Date: Wednesday, January 20, 2016
Speaker: Tim Foecke, NIST and University of Maryland
Topic: What Really Sank the Titanic
Time and Location: 1:00 PM, with Q&A to follow; in a 1st floor conference room at the American Center for Physics (www.acp.org), 1 Physics Ellipse, College Park, MD - off River Rd., between Kenilworth Ave. and Paint Branch Parkway.

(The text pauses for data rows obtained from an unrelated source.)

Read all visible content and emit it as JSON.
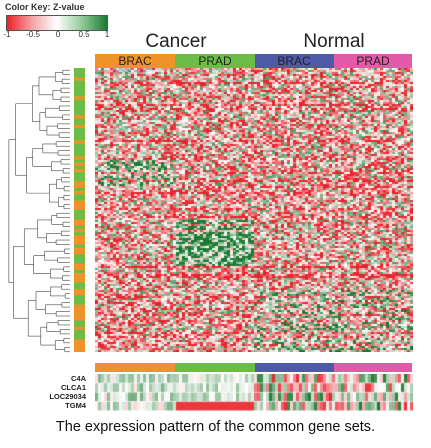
{
  "figure": {
    "caption": "The expression pattern of the common gene sets."
  },
  "color_key": {
    "title": "Color Key: Z-value",
    "ticks": [
      "-1",
      "-0.5",
      "0",
      "0.5",
      "1"
    ],
    "low_color": "#e8222a",
    "mid_color": "#ffffff",
    "high_color": "#1a7a30"
  },
  "groups": [
    {
      "label": "Cancer",
      "subgroups": [
        {
          "label": "BRAC",
          "color": "#f0922a"
        },
        {
          "label": "PRAD",
          "color": "#6cbd45"
        }
      ]
    },
    {
      "label": "Normal",
      "subgroups": [
        {
          "label": "BRAC",
          "color": "#4e5aa8"
        },
        {
          "label": "PRAD",
          "color": "#e25aa8"
        }
      ]
    }
  ],
  "row_side_colors": [
    "#f0922a",
    "#6cbd45"
  ],
  "genes": [
    "C4A",
    "CLCA1",
    "LOC29034",
    "TGM4"
  ],
  "chart_data": {
    "type": "heatmap",
    "title": "",
    "column_groups": [
      "Cancer BRAC",
      "Cancer PRAD",
      "Normal BRAC",
      "Normal PRAD"
    ],
    "value_label": "Z-value",
    "value_range": [
      -1,
      1
    ],
    "bottom_panel_rows": [
      "C4A",
      "CLCA1",
      "LOC29034",
      "TGM4"
    ]
  }
}
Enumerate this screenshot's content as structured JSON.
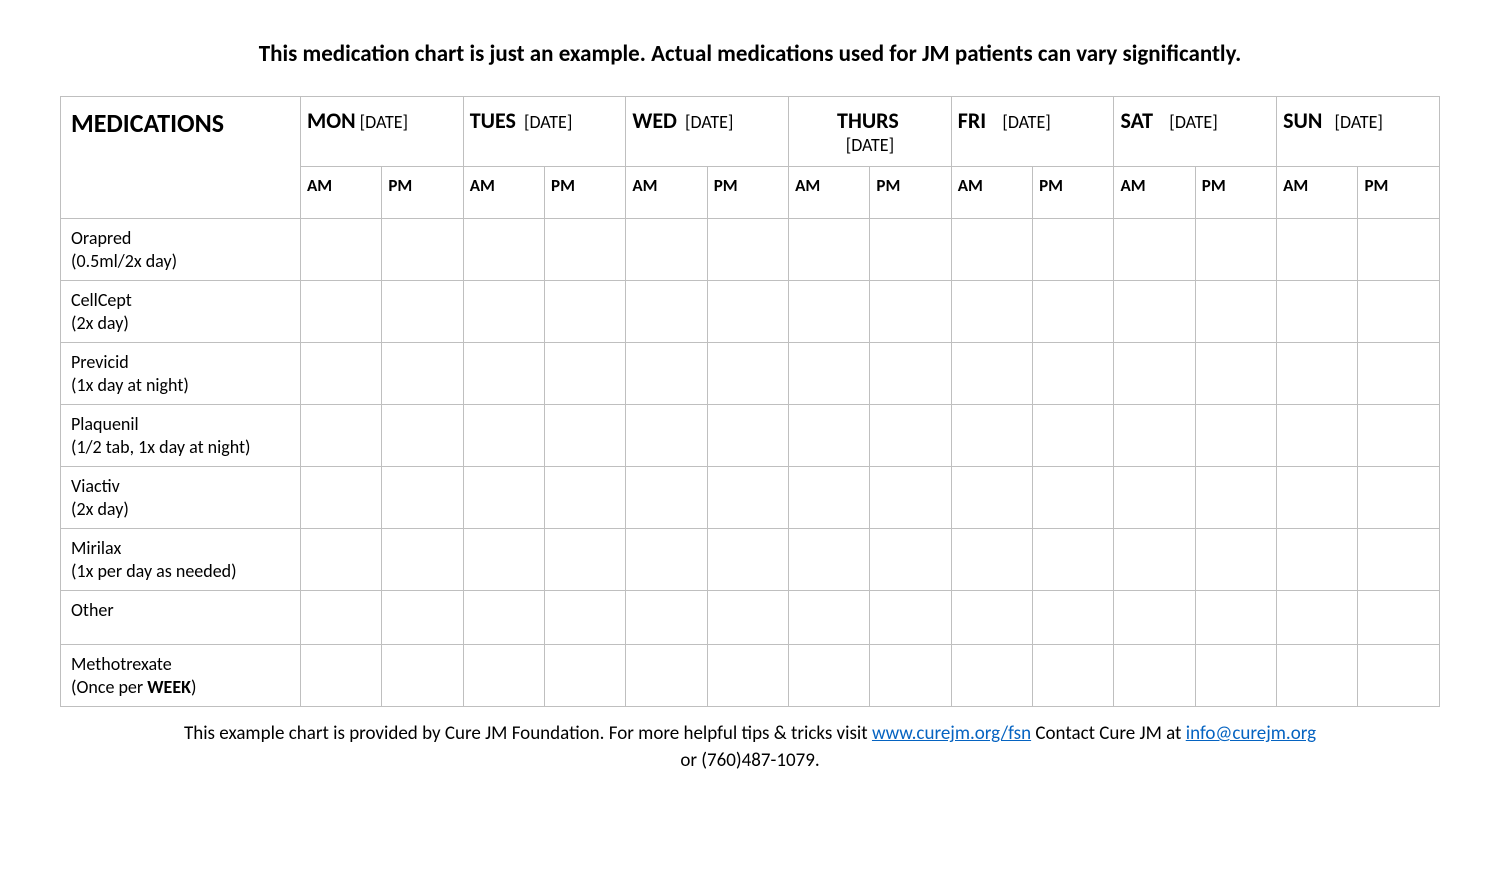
{
  "title": "This medication chart is just an example.  Actual medications used for JM patients can vary significantly.",
  "table": {
    "header_label": "MEDICATIONS",
    "date_placeholder": "[DATE]",
    "am_label": "AM",
    "pm_label": "PM",
    "days": [
      {
        "name": "MON",
        "date": "[DATE]"
      },
      {
        "name": "TUES",
        "date": "[DATE]"
      },
      {
        "name": "WED",
        "date": "[DATE]"
      },
      {
        "name": "THURS",
        "date": "[DATE]"
      },
      {
        "name": "FRI",
        "date": "[DATE]"
      },
      {
        "name": "SAT",
        "date": "[DATE]"
      },
      {
        "name": "SUN",
        "date": "[DATE]"
      }
    ],
    "medications": [
      {
        "name": "Orapred",
        "dose": "(0.5ml/2x day)"
      },
      {
        "name": "CellCept",
        "dose": "(2x day)"
      },
      {
        "name": "Previcid",
        "dose": "(1x day at night)"
      },
      {
        "name": "Plaquenil",
        "dose": "(1/2 tab, 1x day at night)"
      },
      {
        "name": "Viactiv",
        "dose": "(2x day)"
      },
      {
        "name": "Mirilax",
        "dose": "(1x per day as needed)"
      },
      {
        "name": "Other",
        "dose": ""
      },
      {
        "name": "Methotrexate",
        "dose_prefix": "(Once per ",
        "dose_bold": "WEEK",
        "dose_suffix": ")"
      }
    ],
    "border_color": "#bfbfbf",
    "background_color": "#ffffff",
    "text_color": "#000000"
  },
  "footer": {
    "line1_prefix": "This example chart is provided by Cure JM Foundation.  For more helpful tips & tricks visit ",
    "link1_text": "www.curejm.org/fsn",
    "line1_mid": " Contact Cure JM at ",
    "link2_text": "info@curejm.org",
    "line2": "or (760)487-1079.",
    "link_color": "#0563c1"
  }
}
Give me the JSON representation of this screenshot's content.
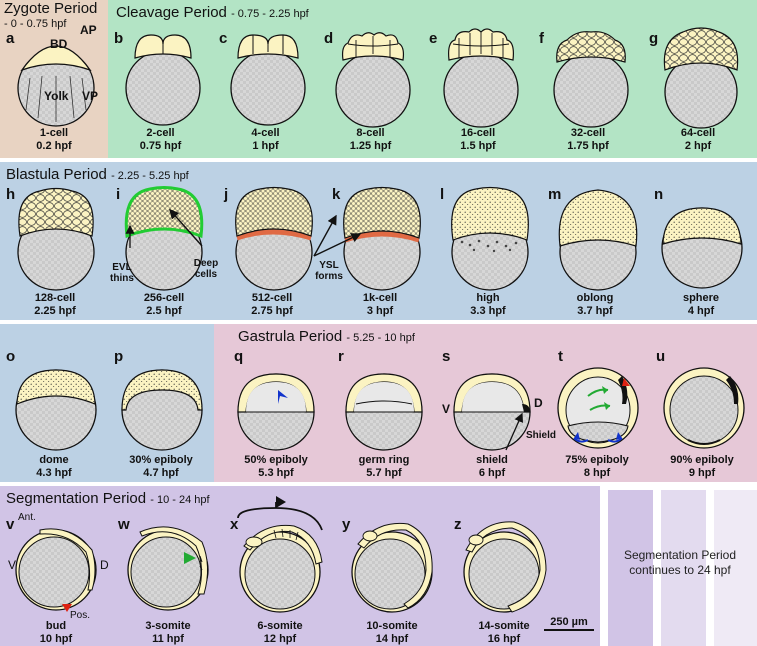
{
  "colors": {
    "zygote_bg": "#e8d3c2",
    "cleavage_bg": "#b3e4c5",
    "blastula_bg": "#bcd1e4",
    "gastrula_bg": "#e6c8d7",
    "segmentation_bg": "#d1c4e6",
    "yolk": "#cfcfcf",
    "blastoderm": "#fbf3c2",
    "evl_green": "#22cc33",
    "ysl_orange": "#e06a44",
    "arrow_red": "#dd2211",
    "arrow_green": "#22aa33",
    "arrow_blue": "#1133cc"
  },
  "periods": {
    "zygote": {
      "title": "Zygote Period",
      "range": "- 0 - 0.75 hpf"
    },
    "cleavage": {
      "title": "Cleavage Period",
      "range": "- 0.75 - 2.25 hpf"
    },
    "blastula": {
      "title": "Blastula Period",
      "range": "- 2.25 - 5.25 hpf"
    },
    "gastrula": {
      "title": "Gastrula Period",
      "range": "- 5.25 - 10 hpf"
    },
    "segmentation": {
      "title": "Segmentation Period",
      "range": "- 10 - 24 hpf"
    }
  },
  "stages": {
    "a": {
      "letter": "a",
      "name": "1-cell",
      "time": "0.2 hpf"
    },
    "b": {
      "letter": "b",
      "name": "2-cell",
      "time": "0.75 hpf"
    },
    "c": {
      "letter": "c",
      "name": "4-cell",
      "time": "1 hpf"
    },
    "d": {
      "letter": "d",
      "name": "8-cell",
      "time": "1.25 hpf"
    },
    "e": {
      "letter": "e",
      "name": "16-cell",
      "time": "1.5 hpf"
    },
    "f": {
      "letter": "f",
      "name": "32-cell",
      "time": "1.75 hpf"
    },
    "g": {
      "letter": "g",
      "name": "64-cell",
      "time": "2 hpf"
    },
    "h": {
      "letter": "h",
      "name": "128-cell",
      "time": "2.25 hpf"
    },
    "i": {
      "letter": "i",
      "name": "256-cell",
      "time": "2.5 hpf"
    },
    "j": {
      "letter": "j",
      "name": "512-cell",
      "time": "2.75 hpf"
    },
    "k": {
      "letter": "k",
      "name": "1k-cell",
      "time": "3 hpf"
    },
    "l": {
      "letter": "l",
      "name": "high",
      "time": "3.3 hpf"
    },
    "m": {
      "letter": "m",
      "name": "oblong",
      "time": "3.7 hpf"
    },
    "n": {
      "letter": "n",
      "name": "sphere",
      "time": "4 hpf"
    },
    "o": {
      "letter": "o",
      "name": "dome",
      "time": "4.3 hpf"
    },
    "p": {
      "letter": "p",
      "name": "30% epiboly",
      "time": "4.7 hpf"
    },
    "q": {
      "letter": "q",
      "name": "50% epiboly",
      "time": "5.3 hpf"
    },
    "r": {
      "letter": "r",
      "name": "germ ring",
      "time": "5.7 hpf"
    },
    "s": {
      "letter": "s",
      "name": "shield",
      "time": "6 hpf"
    },
    "t": {
      "letter": "t",
      "name": "75% epiboly",
      "time": "8 hpf"
    },
    "u": {
      "letter": "u",
      "name": "90% epiboly",
      "time": "9 hpf"
    },
    "v": {
      "letter": "v",
      "name": "bud",
      "time": "10 hpf"
    },
    "w": {
      "letter": "w",
      "name": "3-somite",
      "time": "11 hpf"
    },
    "x": {
      "letter": "x",
      "name": "6-somite",
      "time": "12 hpf"
    },
    "y": {
      "letter": "y",
      "name": "10-somite",
      "time": "14 hpf"
    },
    "z": {
      "letter": "z",
      "name": "14-somite",
      "time": "16 hpf"
    }
  },
  "annotations": {
    "bd": "BD",
    "ap": "AP",
    "vp": "VP",
    "yolk": "Yolk",
    "evl_thins": "EVL thins",
    "deep_cells": "Deep cells",
    "ysl_forms": "YSL forms",
    "v_label": "V",
    "d_label": "D",
    "shield_label": "Shield",
    "ant": "Ant.",
    "pos": "Pos."
  },
  "scale_bar": "250 µm",
  "continuation_note": "Segmentation Period continues to 24 hpf"
}
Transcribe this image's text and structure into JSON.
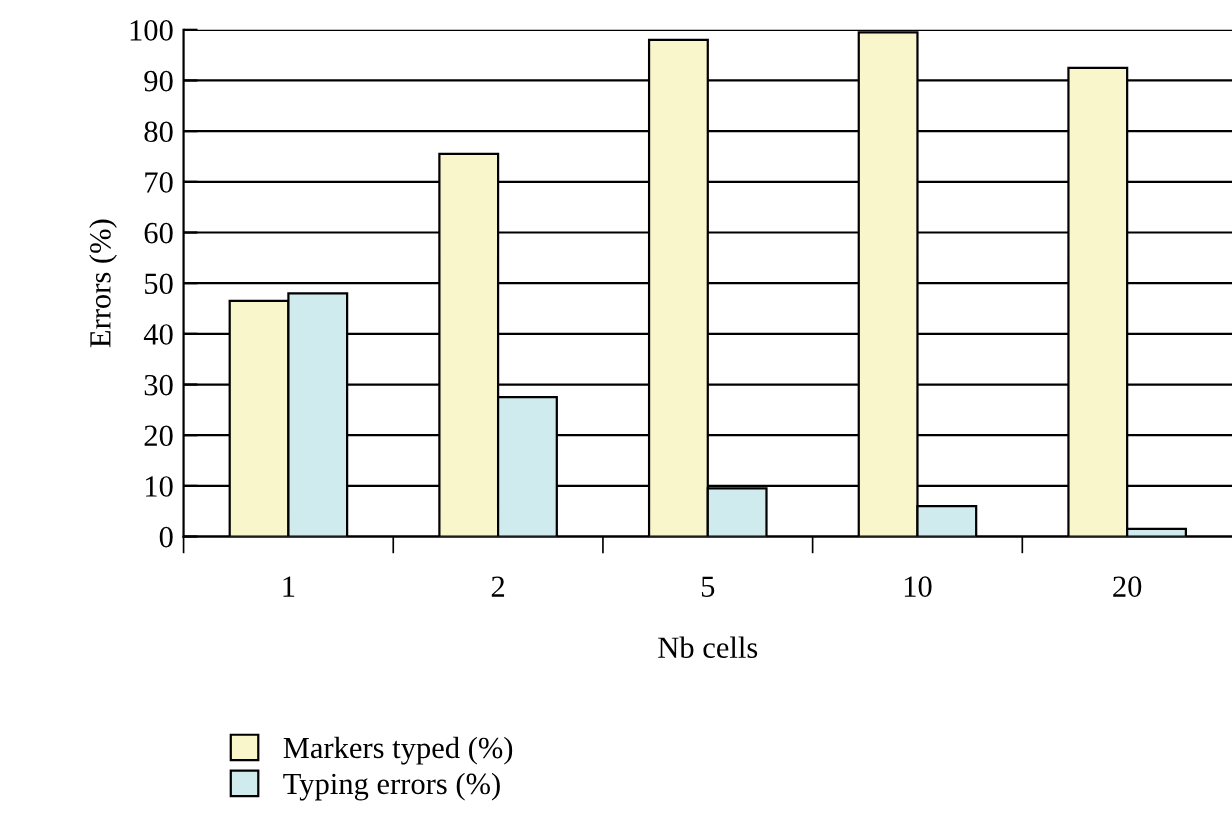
{
  "chart_data": {
    "type": "bar",
    "xlabel": "Nb cells",
    "ylabel": "Errors (%)",
    "categories": [
      "1",
      "2",
      "5",
      "10",
      "20"
    ],
    "series": [
      {
        "name": "Markers typed (%)",
        "color": "#faf6cc",
        "values": [
          46.5,
          75.5,
          98,
          99.5,
          92.5
        ]
      },
      {
        "name": "Typing errors (%)",
        "color": "#d0ebee",
        "values": [
          48,
          27.5,
          9.5,
          6,
          1.5
        ]
      }
    ],
    "ylim": [
      0,
      100
    ],
    "yticks": [
      0,
      10,
      20,
      30,
      40,
      50,
      60,
      70,
      80,
      90,
      100
    ],
    "grid": "y",
    "legend": "bottom left"
  }
}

Abstract: Titanic sank over 100 years ago, and fascination in the disaster still runs high. During 15 years of research and involvement in 3 expeditions to the wreck site, Dr. Foecke has examined the details of how the ship was damaged by the iceberg and how she sank. Laboratory analysis of over 500 pounds of iron from the wreck site, computer modeling and a review of historical documents provide the evidence. His conclusion is that a combination of management decisions, engineering design, sub-standard materials and a one-in-a-million encounter with an iceberg led to one of the most famous maritime disasters in history. Come hear the story.
Biography: Tim Foecke is currently the director of the NIST Center for automotive Lightweighting. He received his BS (1986) and PhD (1991) in Materials Science from the University of Minnesota, his thesis work being in the area of brittle fracture. He was awarded a National Research Council Post-Doctoral Fellowship at the National Institute of Standards and Technology to work on mechanical behavior of nanomaterials. He joined the NIST staff in 1993. He is also an Adjunct Professor in the Department of Materials Science and Engineering at the University of Maryland - College Park, where he teaches courses in materials selection and thermodynamics. His research interests are in defomation and fracture micromechanisms, failure analysis and historical metallurgy.